A friend who is a psychotherapist told me that is very common in self-help support groups of all kinds - those for people dealing with physical ailments, or substance abuse, or issues such as incest or the death of a loved one. It is common I was told to try to compare, judge and try to "one-up" others in the group because some cannot believe that anyone else is in as much pain or has suffered as much as they have.
Sadly, but not too surprisingly, we find this among mothers who have lost children to adoption. One recently wrote to me that someone told her she had "luxuries" that they didn't, referring to some option or other at the time she lost her child. I was told that my situation was not as "oppressive" as others. Judgments are being made as to who suffers more and people coming for compassion and understanding are feeling hurt and ostracized.

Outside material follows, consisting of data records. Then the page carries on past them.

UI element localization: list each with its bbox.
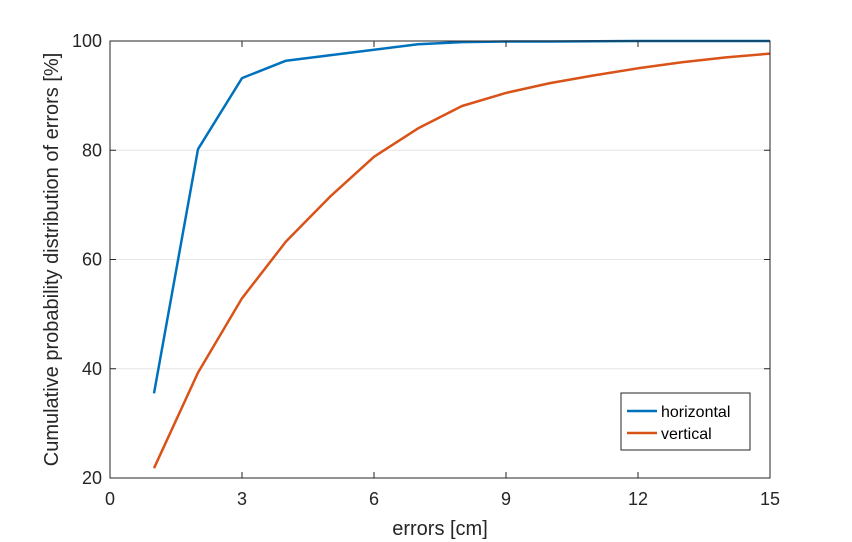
y-tick-label-40: 40: [82, 359, 102, 379]
x-tick-label-0: 0: [105, 489, 115, 509]
y-tick-label-100: 100: [72, 31, 102, 51]
axis-ticks: 0 3 6 9 12 15 20 40 60 80 100: [72, 31, 780, 509]
x-tick-label-15: 15: [760, 489, 780, 509]
y-tick-label-80: 80: [82, 140, 102, 160]
x-tick-label-3: 3: [237, 489, 247, 509]
legend-box: [620, 392, 751, 451]
legend-label-vertical: vertical: [661, 426, 712, 443]
y-tick-label-60: 60: [82, 250, 102, 270]
legend: horizontal vertical: [620, 392, 751, 451]
legend-label-horizontal: horizontal: [661, 404, 730, 421]
grid-lines: [110, 149, 770, 370]
y-tick-label-20: 20: [82, 468, 102, 488]
x-tick-label-6: 6: [369, 489, 379, 509]
x-axis-title: errors [cm]: [392, 518, 488, 540]
y-axis-title: Cumulative probability distribution of e…: [41, 53, 63, 467]
x-tick-label-12: 12: [628, 489, 648, 509]
x-tick-label-9: 9: [501, 489, 511, 509]
series-line-horizontal: [152, 39, 770, 394]
series-line-vertical: [152, 52, 771, 469]
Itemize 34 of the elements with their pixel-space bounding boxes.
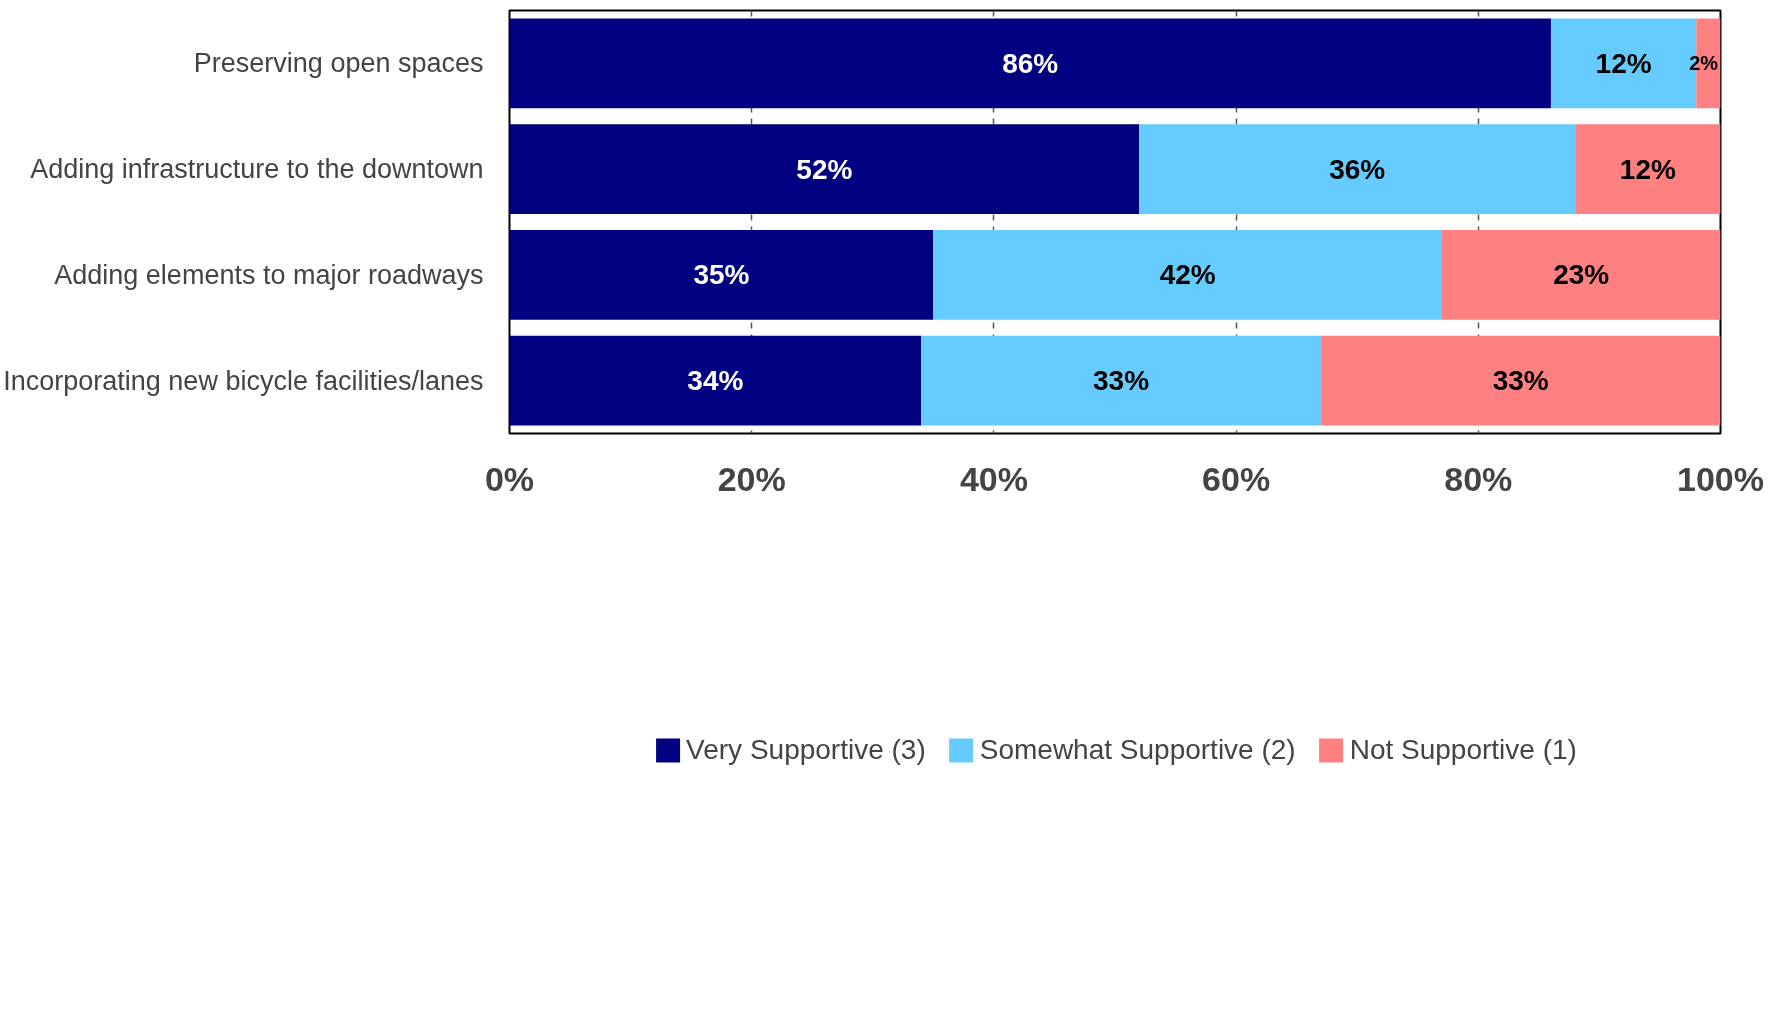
bar bbox=[1441, 229, 1721, 320]
x-tick-label: 60% bbox=[1202, 459, 1271, 498]
y-tick-label: Adding infrastructure to the downtown bbox=[30, 154, 484, 185]
y-tick-label: Incorporating new bicycle facilities/lanes bbox=[3, 365, 484, 396]
x-tick-label: 0% bbox=[484, 459, 535, 498]
bar bbox=[509, 18, 1551, 109]
y-tick-label: Adding elements to major roadways bbox=[54, 259, 484, 290]
y-tick-label: Preserving open spaces bbox=[193, 48, 484, 79]
data-label: 86% bbox=[1002, 47, 1059, 79]
data-label: 12% bbox=[1619, 153, 1676, 185]
bar bbox=[509, 229, 934, 320]
legend-label: Somewhat Supportive (2) bbox=[979, 734, 1296, 766]
data-label: 35% bbox=[693, 259, 750, 291]
legend-label: Not Supportive (1) bbox=[1349, 734, 1577, 766]
data-label: 33% bbox=[1093, 365, 1150, 397]
x-tick-label: 20% bbox=[717, 459, 786, 498]
x-tick-label: 80% bbox=[1444, 459, 1513, 498]
bar bbox=[1320, 335, 1721, 426]
x-tick-label: 100% bbox=[1677, 459, 1764, 498]
data-label: 36% bbox=[1329, 153, 1386, 185]
data-label: 12% bbox=[1595, 47, 1652, 79]
bar bbox=[921, 335, 1321, 426]
x-tick-label: 40% bbox=[959, 459, 1028, 498]
data-label: 42% bbox=[1159, 259, 1216, 291]
data-label: 34% bbox=[687, 365, 744, 397]
bar bbox=[509, 335, 922, 426]
bar bbox=[1575, 124, 1721, 215]
data-label: 33% bbox=[1492, 365, 1549, 397]
bar bbox=[933, 229, 1442, 320]
legend-label: Very Supportive (3) bbox=[686, 734, 926, 766]
bar bbox=[1139, 124, 1576, 215]
bar bbox=[509, 124, 1140, 215]
data-label: 52% bbox=[796, 153, 853, 185]
data-label: 23% bbox=[1553, 259, 1610, 291]
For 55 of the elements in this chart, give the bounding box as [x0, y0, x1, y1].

If we were old ladies in a nursing home comparing our surgery histories it would be almost comical to hear us saying: "My scar is bigger than yours" "Yeah but I lost more blood" "That's nothing. I was declared dead!"
Suffering and surviving earns a badge of courage that each of us deserves no matter how big or small or suffering. It is human nature to compare and judge every car and passerby. But it's a cruel and fruitless habit. Each of us is here reading this blog, in our groups, on our list for SUPPORT and camaraderie with others of like-minds and/or to band together to fight the real enemies, not each other. None of us is here to be judged, We are marginalized and judged enough by society at large. Compassion is not a limited resource. There's enough for all of us. Like love, the more you give, the more you will receive. Next time you find yourself writing something judgmental - stop before hitting send and try it a little empathy and kindness instead.

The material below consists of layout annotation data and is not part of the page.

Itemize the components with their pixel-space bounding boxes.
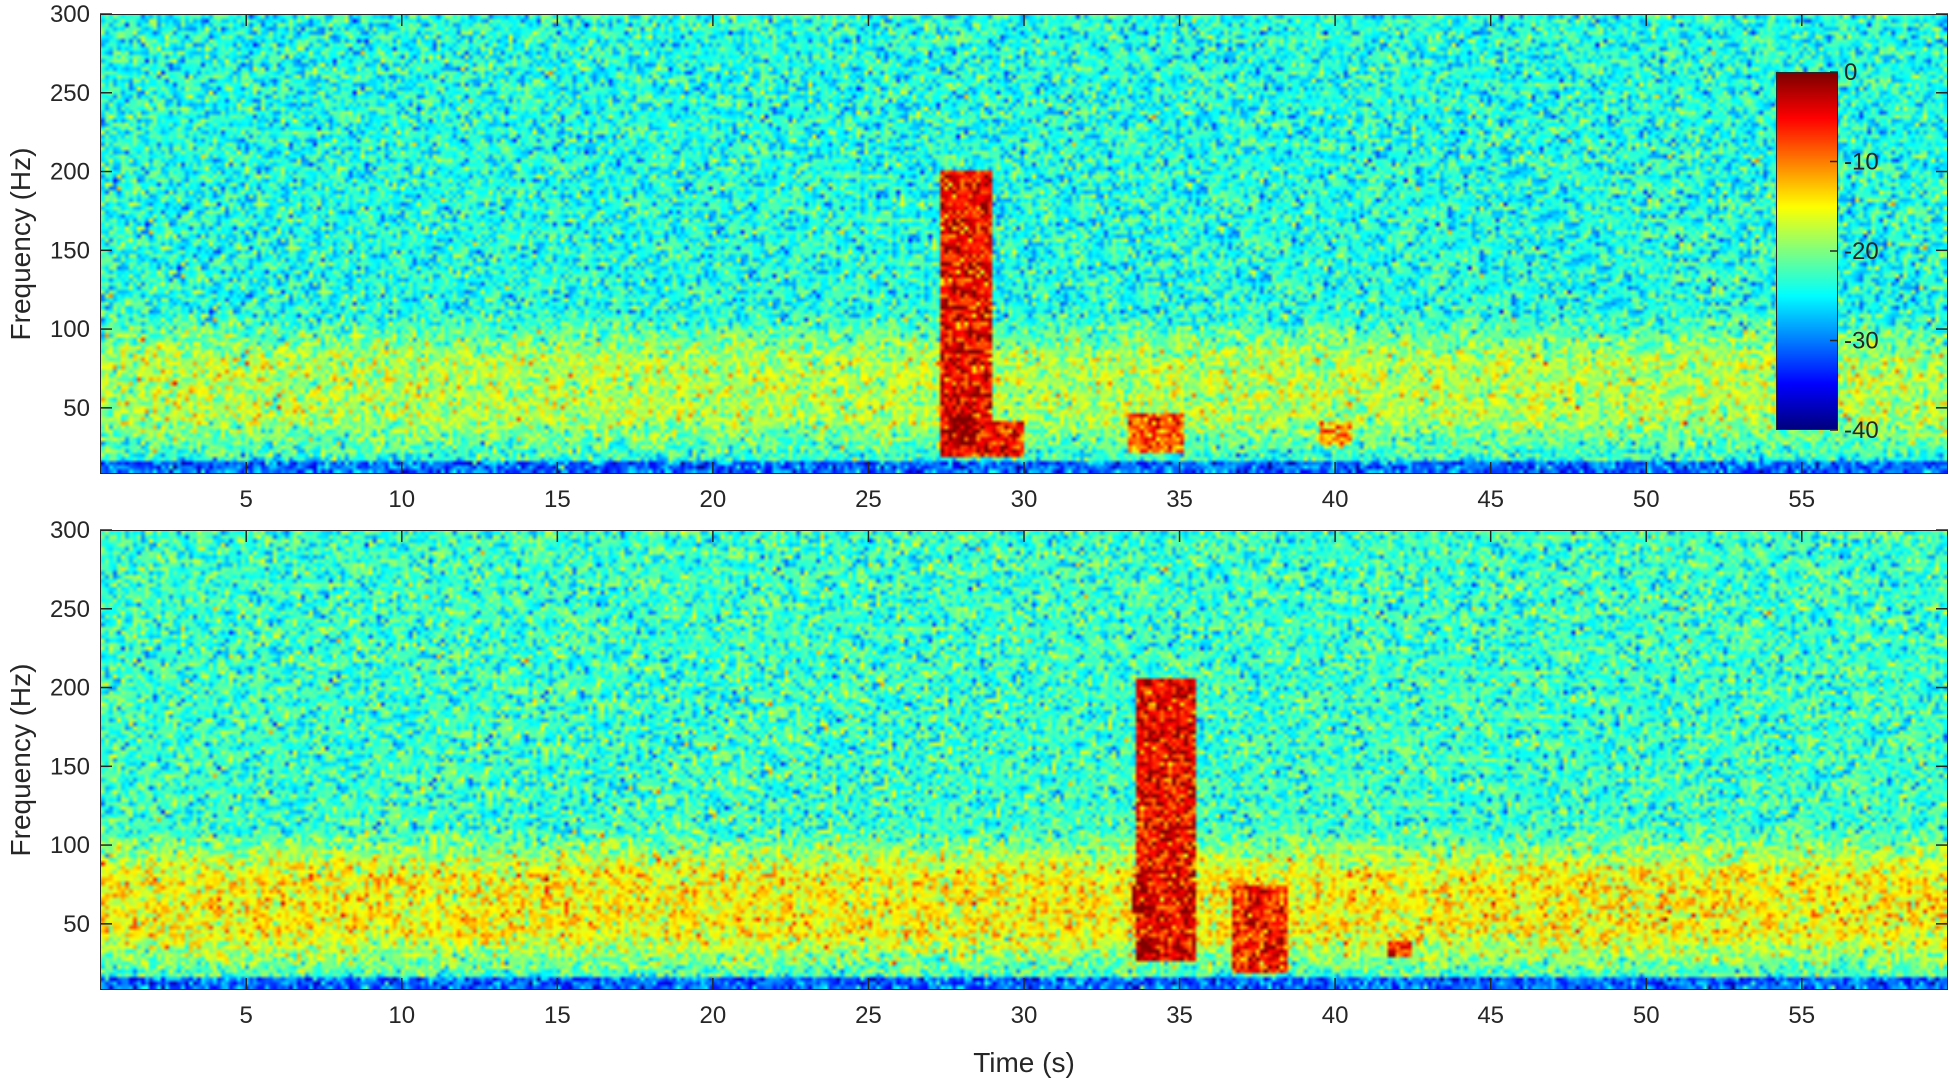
spectrogram-top-panel <box>100 14 1948 474</box>
x-tick-label-top: 40 <box>1322 486 1349 513</box>
x-tick-label-bottom: 55 <box>1788 1002 1815 1029</box>
x-tick-label-bottom: 40 <box>1322 1002 1349 1029</box>
y-tick-label-top: 250 <box>50 80 90 107</box>
y-tick-label-bottom: 50 <box>63 911 90 938</box>
y-tick-label-bottom: 150 <box>50 753 90 780</box>
x-tick-label-bottom: 10 <box>388 1002 415 1029</box>
colorbar <box>1776 72 1838 430</box>
y-tick-label-top: 100 <box>50 316 90 343</box>
x-tick-label-bottom: 45 <box>1477 1002 1504 1029</box>
x-tick-label-top: 35 <box>1166 486 1193 513</box>
y-tick-label-top: 200 <box>50 159 90 186</box>
x-tick-label-bottom: 20 <box>700 1002 727 1029</box>
y-tick-label-bottom: 200 <box>50 675 90 702</box>
y-tick-label-bottom: 300 <box>50 517 90 544</box>
x-tick-label-top: 25 <box>855 486 882 513</box>
x-tick-label-bottom: 50 <box>1633 1002 1660 1029</box>
spectrogram-bottom-heatmap <box>101 531 1947 989</box>
x-tick-label-top: 30 <box>1011 486 1038 513</box>
x-tick-label-top: 5 <box>240 486 253 513</box>
x-tick-label-bottom: 5 <box>240 1002 253 1029</box>
x-tick-label-bottom: 25 <box>855 1002 882 1029</box>
x-tick-label-bottom: 15 <box>544 1002 571 1029</box>
y-tick-label-bottom: 100 <box>50 832 90 859</box>
y-tick-label-top: 50 <box>63 395 90 422</box>
x-axis-title: Time (s) <box>973 1047 1075 1078</box>
y-axis-title-top: Frequency (Hz) <box>5 148 36 341</box>
spectrogram-bottom-panel <box>100 530 1948 990</box>
x-tick-label-top: 20 <box>700 486 727 513</box>
y-tick-label-bottom: 250 <box>50 596 90 623</box>
y-axis-title-bottom: Frequency (Hz) <box>5 664 36 857</box>
spectrogram-top-heatmap <box>101 15 1947 473</box>
x-tick-label-bottom: 35 <box>1166 1002 1193 1029</box>
y-tick-label-top: 150 <box>50 237 90 264</box>
x-tick-label-top: 50 <box>1633 486 1660 513</box>
x-tick-label-bottom: 30 <box>1011 1002 1038 1029</box>
x-tick-label-top: 55 <box>1788 486 1815 513</box>
x-tick-label-top: 15 <box>544 486 571 513</box>
x-tick-label-top: 10 <box>388 486 415 513</box>
y-tick-label-top: 300 <box>50 1 90 28</box>
x-tick-label-top: 45 <box>1477 486 1504 513</box>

When I'm in a better, calmer place and a car cuts me off to make a last minute turn from the wrong lane, or is driving ten miles under the speed limit in the left lane, I ask myself what's my rush. I also remember that it is said that we judge and are angry at people when we are judgmental and angry with ourselves, and when we see something of ourselves that we are not fond of in them. Have I not also had to turn quicker than I would have liked to? Perhaps waved an "I'm sorry" at the car I cut off accidentally 'cause I didn't see it in my blind spot?
And then I think of all the reasons he or she might be driving ten miles below the speed limit in the left lane. Maybe the driver is very old, or a brand new driver. Maybe there's something wrong with their car. I don't know because I haven't walked a mile in that persons shoes but just for once I'm going to give them the benefit of the doubt and just for today, give them kindness instead of my anger 'cause my anger is only going to hurt me, not them! It's amazing how much better I feel when I do that then when I huff and puff and curse alone in my car!
And so while grief has a big bad brother...I leave you with this thought:
"Hope has two beautiful daughters. Their names are anger and courage: anger at the way things are, and courage to see that they don’t remain the way they are."
St. Augustine
St. Augustine
May we all find the courage to be the change we want to see!